Essa utopia pode ser verificada no que seria uma das principais consequências do pós- industrialismo: a sociedade da informação. Para Daniel Bell, conforme Pires (1992: 76-7),

[...] o aumento desempenhado pelo setor de ciência, no processo produtivo, amplia a eminência do profissional, dos grupos técnicos e científicos, mas a introdução do que agora é chamado tecnologia de informação conduz para um novo “princípio fundamental” do centro da economia e da sociedade. Este princípio fundamental, “o princípio alimentador”, que é a lógica de todos os outros, é a centralidade do “conhecimento teórico”. [...] [Bell] previu o crescimento de uma nova rede de trabalho social baseada nas telecomunicações que ‘pode ser decisiva para o modo que as mudanças econômicas e sociais são conduzidas, o modo em que é criado e retido o conhecimento, e o caráter do trabalho e ocupações em que os homens são engajados. O computador desempenha o papel de pivô nesta “revolução”. BELL também esquematizou outras características significativas da sociedade de informação, [como o] encurtamento do tempo de trabalho e [a] diminuição d[o número de] trabalhador[es] na produção, atualmente recoloca[ndo] o trabalho como recurso de “valor adicionado” no produto nacional. Conhecimento e informação suplantam trabalho e capital como “variáveis centrais” da economia.
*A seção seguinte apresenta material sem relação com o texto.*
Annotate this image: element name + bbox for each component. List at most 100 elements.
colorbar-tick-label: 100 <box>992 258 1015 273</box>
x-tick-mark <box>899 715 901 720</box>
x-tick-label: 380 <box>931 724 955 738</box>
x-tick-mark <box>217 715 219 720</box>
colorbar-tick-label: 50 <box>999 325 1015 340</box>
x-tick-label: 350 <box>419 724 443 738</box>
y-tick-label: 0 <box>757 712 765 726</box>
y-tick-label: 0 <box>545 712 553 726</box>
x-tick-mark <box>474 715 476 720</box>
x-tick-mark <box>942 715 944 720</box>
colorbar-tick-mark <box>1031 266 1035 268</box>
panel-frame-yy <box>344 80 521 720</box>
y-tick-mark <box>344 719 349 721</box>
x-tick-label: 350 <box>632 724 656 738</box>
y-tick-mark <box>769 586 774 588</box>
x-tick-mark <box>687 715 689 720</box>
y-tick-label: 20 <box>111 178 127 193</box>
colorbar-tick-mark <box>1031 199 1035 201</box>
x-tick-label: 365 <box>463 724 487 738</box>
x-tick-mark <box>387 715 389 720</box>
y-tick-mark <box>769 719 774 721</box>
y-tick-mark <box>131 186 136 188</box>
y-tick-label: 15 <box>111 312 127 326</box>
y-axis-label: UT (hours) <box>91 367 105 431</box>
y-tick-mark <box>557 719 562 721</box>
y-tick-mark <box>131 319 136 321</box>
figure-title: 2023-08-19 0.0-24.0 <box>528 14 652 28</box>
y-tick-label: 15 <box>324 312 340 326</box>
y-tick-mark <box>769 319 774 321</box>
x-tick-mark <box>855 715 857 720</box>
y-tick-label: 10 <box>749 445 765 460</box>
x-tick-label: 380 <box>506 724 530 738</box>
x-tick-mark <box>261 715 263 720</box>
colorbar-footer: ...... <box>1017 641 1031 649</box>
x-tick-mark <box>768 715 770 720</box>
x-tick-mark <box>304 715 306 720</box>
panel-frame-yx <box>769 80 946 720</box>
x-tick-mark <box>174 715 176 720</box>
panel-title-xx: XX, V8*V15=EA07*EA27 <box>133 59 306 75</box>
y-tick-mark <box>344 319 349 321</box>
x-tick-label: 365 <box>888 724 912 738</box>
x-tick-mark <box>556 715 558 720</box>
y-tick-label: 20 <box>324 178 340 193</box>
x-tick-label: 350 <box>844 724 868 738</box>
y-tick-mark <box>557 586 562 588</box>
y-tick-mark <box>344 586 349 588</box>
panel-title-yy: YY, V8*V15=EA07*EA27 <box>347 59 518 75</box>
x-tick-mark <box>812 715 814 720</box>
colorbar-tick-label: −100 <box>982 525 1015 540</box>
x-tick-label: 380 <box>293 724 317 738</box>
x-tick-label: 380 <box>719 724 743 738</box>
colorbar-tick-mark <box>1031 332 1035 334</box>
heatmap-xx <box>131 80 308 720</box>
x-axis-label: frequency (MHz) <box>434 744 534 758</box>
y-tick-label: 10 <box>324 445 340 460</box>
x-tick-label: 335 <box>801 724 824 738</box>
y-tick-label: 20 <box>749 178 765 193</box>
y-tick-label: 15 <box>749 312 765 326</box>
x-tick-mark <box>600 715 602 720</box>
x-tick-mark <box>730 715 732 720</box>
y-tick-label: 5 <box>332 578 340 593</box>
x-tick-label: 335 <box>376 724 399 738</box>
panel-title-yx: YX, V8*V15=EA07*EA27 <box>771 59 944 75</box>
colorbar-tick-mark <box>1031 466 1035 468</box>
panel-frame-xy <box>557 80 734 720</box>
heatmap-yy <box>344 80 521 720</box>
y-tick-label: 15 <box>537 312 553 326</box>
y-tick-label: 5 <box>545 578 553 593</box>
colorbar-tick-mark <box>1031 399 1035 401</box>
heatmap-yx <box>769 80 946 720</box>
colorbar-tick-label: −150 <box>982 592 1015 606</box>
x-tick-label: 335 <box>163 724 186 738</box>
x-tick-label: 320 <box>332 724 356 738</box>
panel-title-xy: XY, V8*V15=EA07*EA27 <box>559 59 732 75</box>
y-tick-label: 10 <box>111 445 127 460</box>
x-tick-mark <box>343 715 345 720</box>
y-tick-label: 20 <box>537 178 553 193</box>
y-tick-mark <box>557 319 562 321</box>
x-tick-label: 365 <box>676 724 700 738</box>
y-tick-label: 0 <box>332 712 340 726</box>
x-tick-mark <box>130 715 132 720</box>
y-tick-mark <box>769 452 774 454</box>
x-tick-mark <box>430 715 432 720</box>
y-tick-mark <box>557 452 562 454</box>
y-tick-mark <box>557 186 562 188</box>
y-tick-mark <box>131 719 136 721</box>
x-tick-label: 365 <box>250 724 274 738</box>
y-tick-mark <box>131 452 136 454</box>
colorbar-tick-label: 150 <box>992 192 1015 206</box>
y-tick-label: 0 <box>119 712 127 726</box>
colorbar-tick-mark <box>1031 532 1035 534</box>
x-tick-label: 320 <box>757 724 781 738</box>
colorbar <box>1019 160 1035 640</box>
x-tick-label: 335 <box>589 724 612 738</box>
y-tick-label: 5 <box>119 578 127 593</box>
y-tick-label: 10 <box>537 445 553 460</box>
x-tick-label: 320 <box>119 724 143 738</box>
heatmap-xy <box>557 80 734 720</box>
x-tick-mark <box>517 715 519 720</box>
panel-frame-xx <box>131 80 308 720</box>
elaborado pelo Ministério da Ciência e Tecnologia,

[...] o conhecimento tornou-se, hoje mais do que no passado, um dos principais fatores de superação de desigualdades, de agregação de valor, criação de emprego qualificado e de propagação do bem-estar. A nova situação tem reflexos no sistema econômico e político. A soberania e a autonomia dos países passam mundialmente por uma nova leitura, e sua manutenção – que é essencial – depende nitidamente do conhecimento, da educação e do desenvolvimento científico e tecnológico. A Sociedade da Informação está sendo gestada em diversos países. No Brasil, Governo e sociedade devem andar juntos para assegurar a perspectiva de que seus benefícios efetivamente alcancem a todos os brasileiros. O advento da Sociedade da Informação é o fundamento de novas formas de organização e de produção em escala mundial, redefinindo a inserção dos países na sociedade internacional e no sistema econômico mundial. Tem também, como consequência, o surgimento de novas demandas dirigidas ao Poder Público no que respeita ao seu próprio funcionamento. Na era da Internet, o Governo deve promover a universalização do acesso e o uso crescente dos meios eletrônicos de informação para gerar uma administração eficiente e transparente em todos os níveis. A criação e manutenção de serviços equitativos e universais de atendimento ao cidadão contam-se entre as iniciativas prioritárias da ação pública. Ao mesmo tempo, cabe ao sistema político promover políticas de inclusão social, para que o salto tecnológico tenha paralelo quantitativo e qualitativo nas dimensões humana, ética e econômica. A chamada “alfabetização digital” é elemento-chave nesse quadro.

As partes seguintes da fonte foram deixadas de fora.